CAUTIONARY STATEMENT UNDER FEDERAL SECURITIES LAWS
The information in the Results of Operations section, Environmental Matters
section and the Liquidity, Investment Activity and Other Financial Data sections
(and subsections thereof) contains forward-looking statements that are based on
management's beliefs, certain assumptions made by management and current
expectations, estimates and projections about the markets and economy in which
the company and its various divisions operate.  Words such as "expects,"
"believes," "should," "plans," "will," "estimates," and variations of such words
and similar expressions are intended to identify such forward-looking
statements.  These statements are not guarantees of future performance and
involve certain risks, uncertainties and assumptions ("Future Factors") which
are difficult to predict.  Therefore, actual outcomes and results may differ
materially from what is expected or forecasted in such forward-looking
statements.  The company undertakes no obligation to update publicly any
forward-looking statements, whether as a result of future events, new
information or otherwise.  Information on Future Factors which could cause
actual results to differ materially from those discussed in these sections
appears within such sections and in the last sentence of the section "1998
Outlook -- Cautionary Statement under Federal Securities Laws" contained in Item
7 -- Management's Discussion and Analysis of Financial Condition and Results of
Operations of the company's 1997 Form 10-K (page 20 of the 1997 Annual Report to
Shareholders), such last sentence being incorporated by reference herein.



Part 3. Quantitative and Qualitative Disclosures about Market Risk.
 
        Not Applicable.

 
                          Part II - Other Information


Item 6.  Exhibits and Reports on Form 8-K.
         -------------------------------- 

         (a)  Exhibits
              --------

              3.  By-laws as amended effective April 30, 1998.               
                                                                             
              12. Computation of Ratio of Earnings to Fixed Charges (Unaudited).

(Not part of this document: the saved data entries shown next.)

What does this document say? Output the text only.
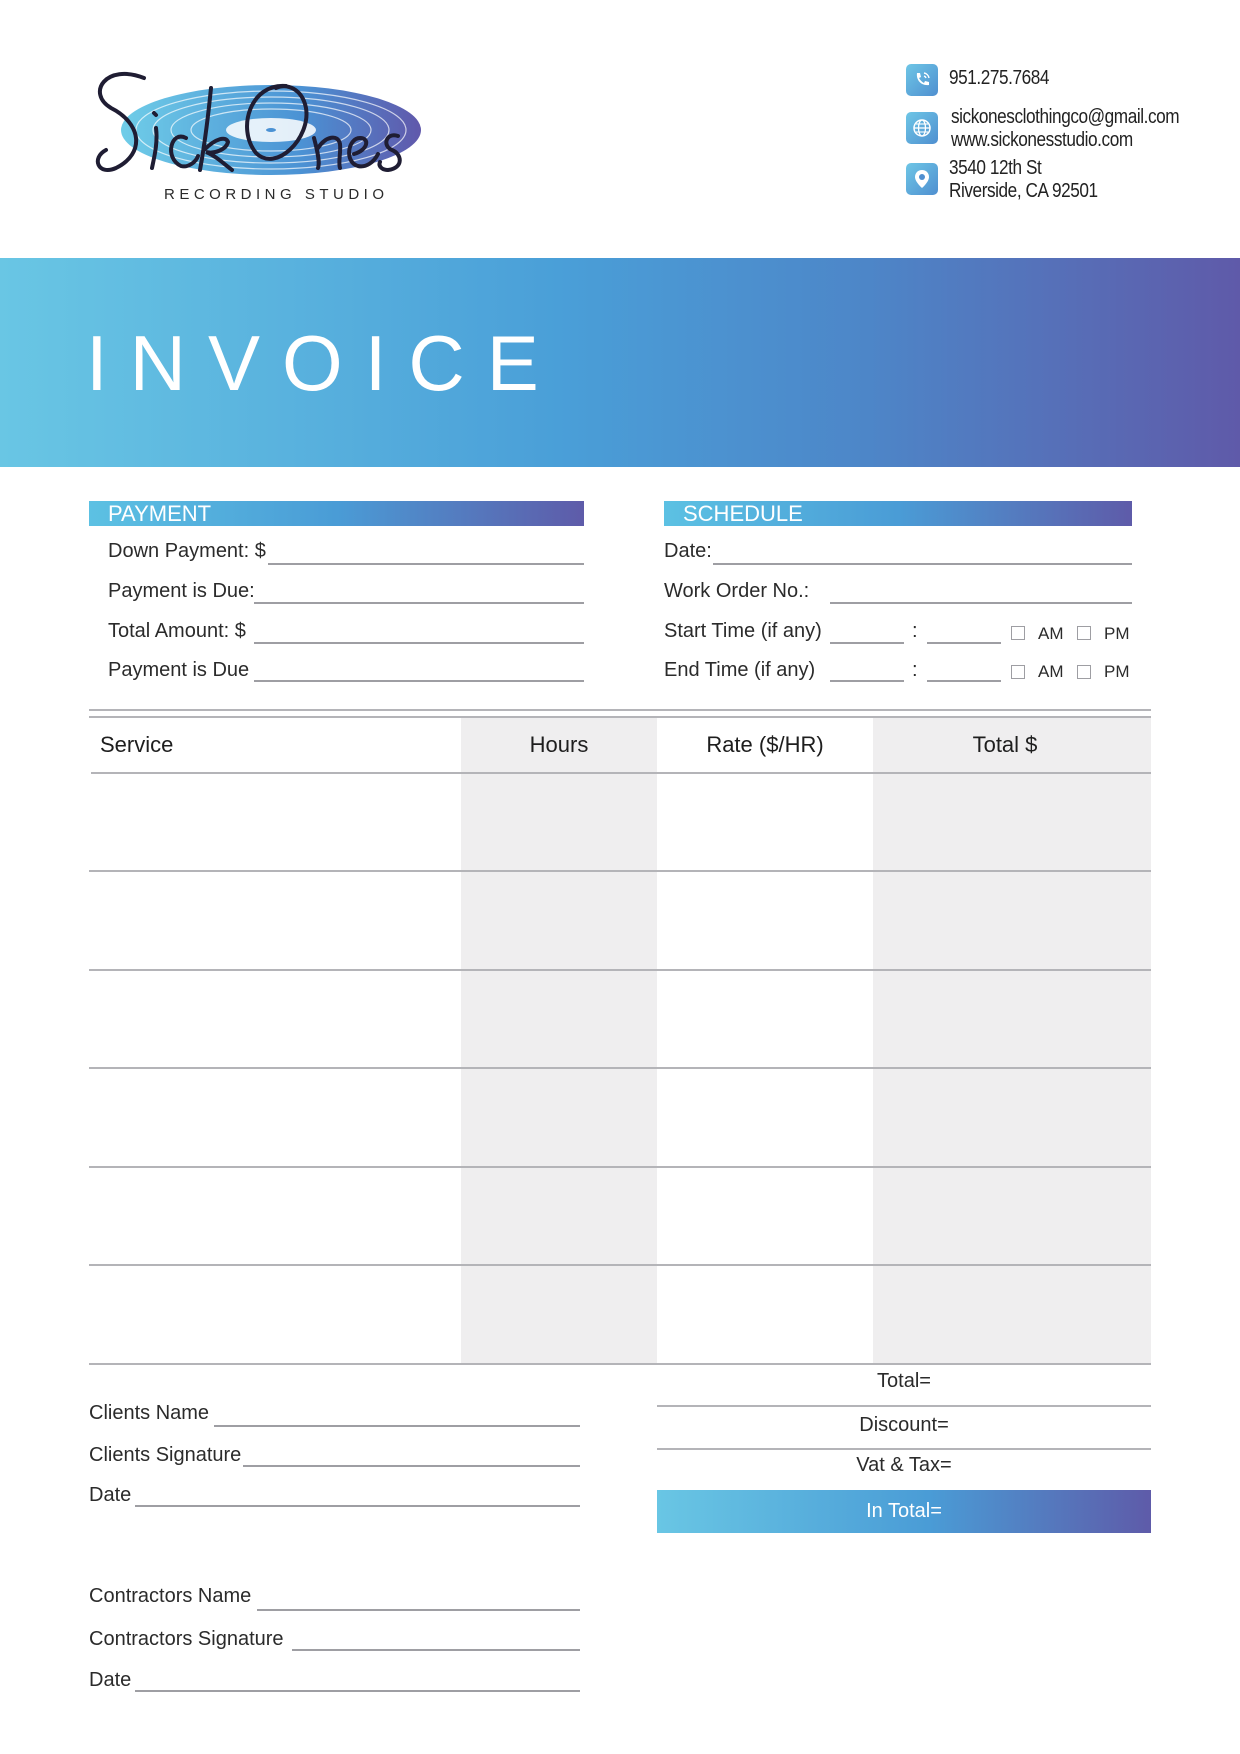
RECORDING STUDIO
951.275.7684
sickonesclothingco@gmail.com
www.sickonesstudio.com
3540 12th St
Riverside, CA 92501
INVOICE
PAYMENT
Down Payment: $
Payment is Due:
Total Amount: $
Payment is Due
SCHEDULE
Date:
Work Order No.:
Start Time (if any)	:	AM PM
End Time (if any)	:	AM PM
Service	Hours	Rate ($/HR)	Total $
Clients Name
Clients Signature
Date
Contractors Name
Contractors Signature
Date
Total=
Discount=
Vat & Tax=
In Total=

              27. Financial Data Schedule.
                                                                            
         (b)  Reports on Form 8-K                                           
              -------------------                                            

              No reports on Form 8-K were filed during the quarter ended March
              31, 1998.

 
                                  SIGNATURES



Pursuant to the requirements of the Securities Exchange Act of 1934, the
registrant has duly caused this report to be signed on its behalf by the
undersigned thereunto duly authorized.

                                 OLIN CORPORATION
                                 (Registrant)    



                             By: A.W. Ruggiero
                                 ---------------------------
                                 A.W. Ruggiero
                                 Senior Vice President and
                                 Chief Financial Officer
                                 (Authorized Officer)



Date:  May 13, 1998

 
                                 EXHIBIT INDEX



  Exhibit
    No.         Description
 ---------      -----------

3.              By-laws as amended effective April 30, 1998.

12.             Computation of Ratio of Earnings to Fixed Charges (Unaudited).
 
27.             Financial Data Schedule.